Feature 4: data communication. It means sharing or exchanging information, information or ideas.

Nanjing University of Science and Technology identifies and screens poor students through the data that each meal does not exceed 7 yuan, and takes this as the basis for funding, which is the full application of the four characteristics of data cognitive literacy.

Data cognitive literacy is not the change of personal ability, talent or vocational skills, but the improvement of personal ability in data. So how can we improve data cognitive literacy?

Jordan Moreau gave the answer in Data Thinking. This is the 3C of data cognitive literacy: curiosity, creativity and critical thinking.

The first C: Curiosity. If you are an educational administrator of Nanjing University of Science and Technology, do you have curiosity to ask one more question when you see students eating in the canteen, and each meal costs no more than 7 yuan?

Curiosity is the first step for us to start data cognitive literacy. In the process of reading and understanding information, our curiosity will make us unconsciously enter the state of dealing with data and want to explore more information and cognitive results, so that the four characteristics of data cognitive literacy begin to cycle repeatedly.

The second c: creativity. Only when curiosity is generated can interest be generated, and interest promotes the birth and change of creativity. Curiosity can bring creativity. When improving data cognitive literacy, if creative skills can be fully released, the world will be better.

The third C: critical thinking. When analyzing the data and information in front of us, we can think and make decisions from a more objective perspective, change preconceived ideas and change the overall thinking mode. Judge whether the analysis is reliable and comprehensive, and ensure the feasibility and scientificity of the decision.

3C of data cognitive literacy is very important to strengthen the role of data cognitive literacy. In our career and life, when we strive to achieve these goals, we can work towards smarter and more perfect decision-making.

Jordan Moreau said: "People are the essence of data cognitive literacy". The ultimate goal of understanding and improving our cognitive literacy should be to help individuals or organizations make wise data-based decisions and rely on a data-driven culture.

So how should we achieve such a goal? In data thinking, the author puts forward six steps to establish an informed decision-making framework for data:

Step 1: Ask a question. This step can be combined with 3C's curiosity to promote the development of data-centered thinking tendency.

Step 2: Get the data.

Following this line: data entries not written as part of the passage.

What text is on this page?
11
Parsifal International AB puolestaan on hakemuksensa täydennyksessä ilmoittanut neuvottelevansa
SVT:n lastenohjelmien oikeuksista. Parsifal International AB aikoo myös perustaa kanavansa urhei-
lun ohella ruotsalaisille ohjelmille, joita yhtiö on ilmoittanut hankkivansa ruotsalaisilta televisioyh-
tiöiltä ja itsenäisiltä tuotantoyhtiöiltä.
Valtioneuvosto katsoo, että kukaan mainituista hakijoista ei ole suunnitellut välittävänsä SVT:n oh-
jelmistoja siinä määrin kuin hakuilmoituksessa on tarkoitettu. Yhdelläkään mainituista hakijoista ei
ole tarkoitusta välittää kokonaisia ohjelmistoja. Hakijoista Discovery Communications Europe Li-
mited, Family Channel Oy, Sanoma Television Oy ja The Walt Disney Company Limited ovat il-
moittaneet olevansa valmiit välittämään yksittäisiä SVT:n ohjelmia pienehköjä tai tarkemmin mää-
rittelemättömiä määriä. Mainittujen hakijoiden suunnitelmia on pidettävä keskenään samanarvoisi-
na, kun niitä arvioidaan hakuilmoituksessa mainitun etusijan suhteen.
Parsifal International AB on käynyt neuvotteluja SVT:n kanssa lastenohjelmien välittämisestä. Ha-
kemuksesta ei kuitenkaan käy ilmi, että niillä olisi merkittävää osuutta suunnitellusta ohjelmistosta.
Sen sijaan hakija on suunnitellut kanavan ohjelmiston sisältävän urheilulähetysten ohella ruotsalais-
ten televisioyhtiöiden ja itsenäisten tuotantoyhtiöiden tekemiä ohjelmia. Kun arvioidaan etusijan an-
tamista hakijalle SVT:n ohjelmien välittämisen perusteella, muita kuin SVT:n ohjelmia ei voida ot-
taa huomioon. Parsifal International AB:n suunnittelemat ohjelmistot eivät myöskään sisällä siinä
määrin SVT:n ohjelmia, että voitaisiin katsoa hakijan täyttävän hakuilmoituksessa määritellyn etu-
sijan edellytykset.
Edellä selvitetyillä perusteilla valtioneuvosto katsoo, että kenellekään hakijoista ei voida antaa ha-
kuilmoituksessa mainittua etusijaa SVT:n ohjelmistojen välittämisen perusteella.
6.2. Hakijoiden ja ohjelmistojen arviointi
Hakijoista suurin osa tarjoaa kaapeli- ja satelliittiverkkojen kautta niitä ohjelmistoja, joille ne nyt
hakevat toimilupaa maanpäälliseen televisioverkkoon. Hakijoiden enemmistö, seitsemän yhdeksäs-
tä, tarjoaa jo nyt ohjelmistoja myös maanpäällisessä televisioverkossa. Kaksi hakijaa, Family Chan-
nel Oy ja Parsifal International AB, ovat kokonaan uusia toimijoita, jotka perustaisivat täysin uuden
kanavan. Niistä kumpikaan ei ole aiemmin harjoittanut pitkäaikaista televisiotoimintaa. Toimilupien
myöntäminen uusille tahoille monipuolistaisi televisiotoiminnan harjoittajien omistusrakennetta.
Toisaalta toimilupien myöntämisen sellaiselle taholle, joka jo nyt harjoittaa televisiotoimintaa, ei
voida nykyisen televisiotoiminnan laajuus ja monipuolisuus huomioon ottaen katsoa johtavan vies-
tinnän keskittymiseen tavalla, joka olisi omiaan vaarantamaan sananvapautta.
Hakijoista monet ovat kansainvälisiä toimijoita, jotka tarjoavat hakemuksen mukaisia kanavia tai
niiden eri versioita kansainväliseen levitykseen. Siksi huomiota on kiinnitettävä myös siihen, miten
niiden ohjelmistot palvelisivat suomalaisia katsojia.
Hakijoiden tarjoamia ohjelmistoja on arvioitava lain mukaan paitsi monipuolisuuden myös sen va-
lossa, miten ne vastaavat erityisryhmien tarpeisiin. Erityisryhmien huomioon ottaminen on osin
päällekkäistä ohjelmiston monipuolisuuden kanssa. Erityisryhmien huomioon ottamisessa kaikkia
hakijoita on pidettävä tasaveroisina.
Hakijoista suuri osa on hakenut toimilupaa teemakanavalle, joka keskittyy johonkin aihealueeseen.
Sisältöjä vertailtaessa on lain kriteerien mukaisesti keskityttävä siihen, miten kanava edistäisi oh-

It refers to obtaining useful data to help us specifically answer the questions raised in the first step.

Step 3: Analyze the data. It can be combined with the third feature of data cognitive literacy and 3C's creative and critical thinking, which runs through the whole process of data informed decision-making.

Step 4: Comprehensive analysis. According to personal experience, correctly integrate human factors, data and technology, find clear and perfect answers to questions, and make better decisions as much as possible.

Step 5: Make a decision. All the above steps are aimed at getting a crucial result, which is decision-making. No matter how perfect your strategy and plan are, without decision-making and implementation, everything is empty talk.

Step 6: Iteration. Decision is not the final result. Learning from known decisions and then repeating this process is more helpful for organizations to implement data-driven and data notification. In order to make more reasonable decisions, iteration is an essential link.

Data decision-making framework should be an integral part of our work with data cognitive literacy, and these six steps can guide us to make better decisions. The author said: This is an important process of intelligence and data-driven culture.

Writer Liang once explained what culture is. He said: culture is rooted in it? Cultivation; ? Need a reminder? Sense; Under the premise of constraints? By; Why not? Kindness of thinking.

How to use data to drive culture, Nanjing University of Science and Technology subsidizes poor students is a good example. When we improve our data cognitive literacy, learn to deal with data and always keep a positive attitude, we will certainly find that dealing with data will help us make wise decisions.